Jornal de Jundiaí | https://www.jj.com.br

Utilização do WhatsApp causa apreensão no segundo turno

CARLOS SANTIAGO | 20/10/2018 | 06:05

“O que eles querem é causar”. Foi assim, ironizando com uma gíria, que o presidente do PSL de Jundiaí, Bispo Iraldo, comentou as acusações publicadas na edição de quinta-feira, pela “Folha de S. Paulo”. Segundo aquele jornal, empresários teriam pago até R$ 12 milhões para comprar disparos em massa no aplicativo whatsApp contra Fernando Haddad, candidato do PT à presidência.

“São denúncias mentirosas, coisas de última hora na tentativa de provocar algum fato novo”, argumentou o Bispo Iraldo. Ele também defendeu o empresário Luciano Hang, dono da Havan, que também foi citado pela reportagem da “Folha” – e que negou conhecer a prática. “O Luciano já está, inclusive, processando a ‘Folha’… De onde tiraram essa ideia de R$ 12 milhões pagos para agências? Estão tentando causar…”, continuou.
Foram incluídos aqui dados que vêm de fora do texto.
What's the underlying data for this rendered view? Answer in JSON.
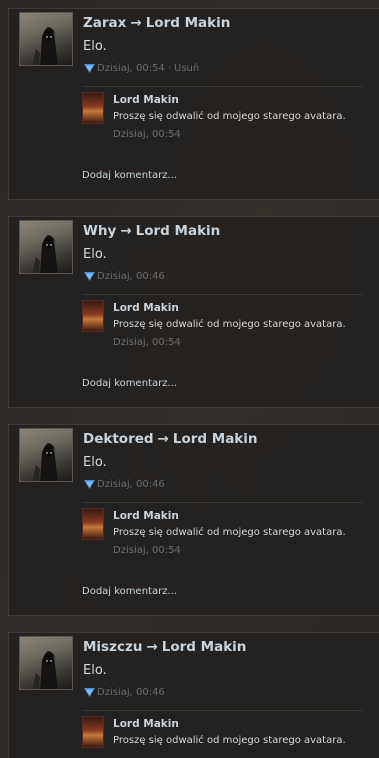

A reportagem insistiu com a questão. O Bispo Iraldo se manteve impassível. “Não acredito e eles não têm provas do que estão falando. Até por isso, não vejo como o TSE (o Tribunal Superior Eleitoral) abraçaria uma causa sem prova”. O presidente do PSL comentou, ainda, que não há como Jair Bolsonaro “ter controle sobre toda a militância”, para somar outro argumento em defesa ao seu candidato. “Se o Luciano (Hang), por exemplo, vem fazendo divulgações por conta própria, o próprio marketing em favor do candidato dele… Não vejo como o Bolsonaro possa controlar a manifestação pessoal de cada um…”

A presidente do PT de Jundiaí, Marilena Negro, no entanto, afirma que ela própria, bem como conhecidos, observaram “coisas estranhas” acontecendo nas redes sociais. “Os grupos de Jundiaí, utilizados para mobilização da militância e simpatizantes, estão cheios de gente infiltrada. Percebemos isso e passamos a criar grupos fechados, onde a entrada é permitida apenas por convite”, explica.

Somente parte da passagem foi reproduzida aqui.